Cette même équipe, associée à des dizaines d'autres chercheurs internationaux (162 au total), mais aussi le CEA et l'Université d'Evry, a alors essayé d'élargir au maximum le champ de recherche à l'ensemble de l'Eurasie, c'est-à-dire du Portugal à la Sibérie en passant par la Mongolie. Les résultats de ces travaux sont publiés le 20 octobre dans la prestigieuse revue Nature. "Au total, nous avons séquencé les génomes de 273 chevaux ayant vécu entre 50 000 et 200 ans avant notre ère, détaille Ludovic Orlando. Avant de comparer les résultats avec les génomes de chevaux domestiques modernes." Et bingo ! Grâce à cette cartographie exhaustive, les scientifiques ont ciblé un profil génétique d'abord cantonné aux steppes pontiques (nord du Caucase) entre deux fleuves, la Volga et le Don, puis qui s'est étendu partout de l'Atlantique à la Mongolie. "Cette espèce a remplacé toutes les populations de chevaux sauvages en quelques siècles à peine. Ce qui est vertigineux", résume Ludovic Orlando qui voit en cette découverte des origines des chevaux domestiqués près de quinze années de travail récompensées.
Comment expliquer alors ce "grand remplacement" ? Dans leur étude, les paléogénéticiens révèlent une carte spatiale et temporelle de l'Europe qui montre avec plusieurs couleurs et de façon saisissante les différences génétiques entre chevaux dans une période comprise il y a 5 000 à 4 000 ans. Et à partir de 4 000 ans (ou entre 2 000 à 2 200 avant l'ère chrétienne) une seule couleur va l'emporter. "Sur la base d'une sélection naturelle, un seul type s'impose", poursuit Orlando. Les chercheurs ont longuement étudié leurs résultats et les séquences entre le génome de ce cheval et ceux des populations qu'il a remplacées. "Selon moi, deux gènes sont à l'origine de cet essor démographique. Le premier a pu développer un syndrome lombaire, c'est-à-dire un dos plus solide et une aspiration naturelle à la locomotion ; le second, est une sorte de "gène de la docilité" qui a déjà pu être étudié en laboratoire sur des souris", pense Ludovic Orlando.
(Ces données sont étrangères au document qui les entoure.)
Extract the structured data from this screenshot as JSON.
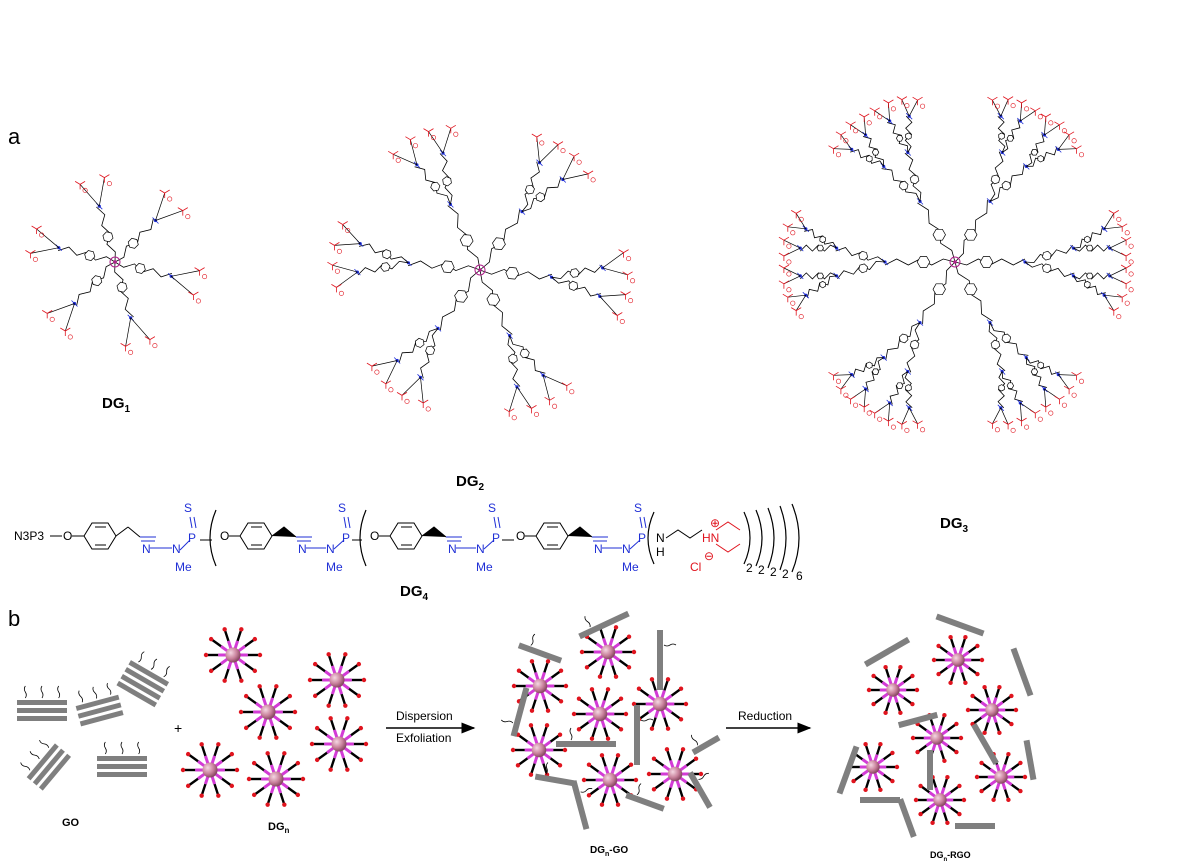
{
  "panels": {
    "a": "a",
    "b": "b"
  },
  "dendrimers": {
    "dg1": {
      "name": "DG",
      "sub": "1"
    },
    "dg2": {
      "name": "DG",
      "sub": "2"
    },
    "dg3": {
      "name": "DG",
      "sub": "3"
    },
    "dg4": {
      "name": "DG",
      "sub": "4"
    }
  },
  "formula": {
    "core": "N3P3",
    "o": "O",
    "s": "S",
    "p": "P",
    "n": "N",
    "me": "Me",
    "h": "H",
    "hn": "HN",
    "nh": "N",
    "cl": "Cl",
    "plus": "⊕",
    "minus": "⊖",
    "sub_2": "2",
    "sub_6": "6"
  },
  "scheme": {
    "go_label": "GO",
    "plus": "+",
    "dgn_label": "DG",
    "dgn_sub": "n",
    "step1_line1": "Dispersion",
    "step1_line2": "Exfoliation",
    "step2": "Reduction",
    "dgn_go_label": "DG",
    "dgn_go_sub": "n",
    "dgn_go_suffix": "-GO",
    "dgn_rgo_label": "DG",
    "dgn_rgo_sub": "n",
    "dgn_rgo_suffix": "-RGO"
  },
  "colors": {
    "branch_black": "#000000",
    "linker_blue": "#1f2fd6",
    "terminal_red": "#e0141e",
    "core_purple": "#b0208c",
    "sheet_gray": "#7f7f7f",
    "dot_red": "#e0141e",
    "ball_pink": "#c9829c"
  }
}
Ces deux caractéristiques peuvent expliquer le succès de cette espèce à un moment où les déplacements à cheval se généralisaient un peu partout sur Terre.
L'extrême précision dans le temps - un brutal changement entre 2 000 à 2 200 av. J-C - ouvre aussi de nouvelles perspectives sur les migrations humaines : la dernière grande vague de peuplement de l'Europe est le fait les Yamnayas, un peuple venu en masse du pourtour nord de la mer Noire il y a 5 000 à 4 700 ans. Et nous avons dans nos gènes 30 à 40% de séquences génétiques issus de cette culture Yamna. Pour autant, ce peuple est souvent présenté pour avoir "envahi" l'Europe à une vitesse fulgurante. Souvent aussi ces hommes ont été dépeints comme une horde déferlante à dos de canassons. Or, cette étude montre que la domestication du cheval se fait finalement environ 500 ans plus tard. Ce peuple des steppes dont nous sommes les héritiers n'était donc pas si cavalier.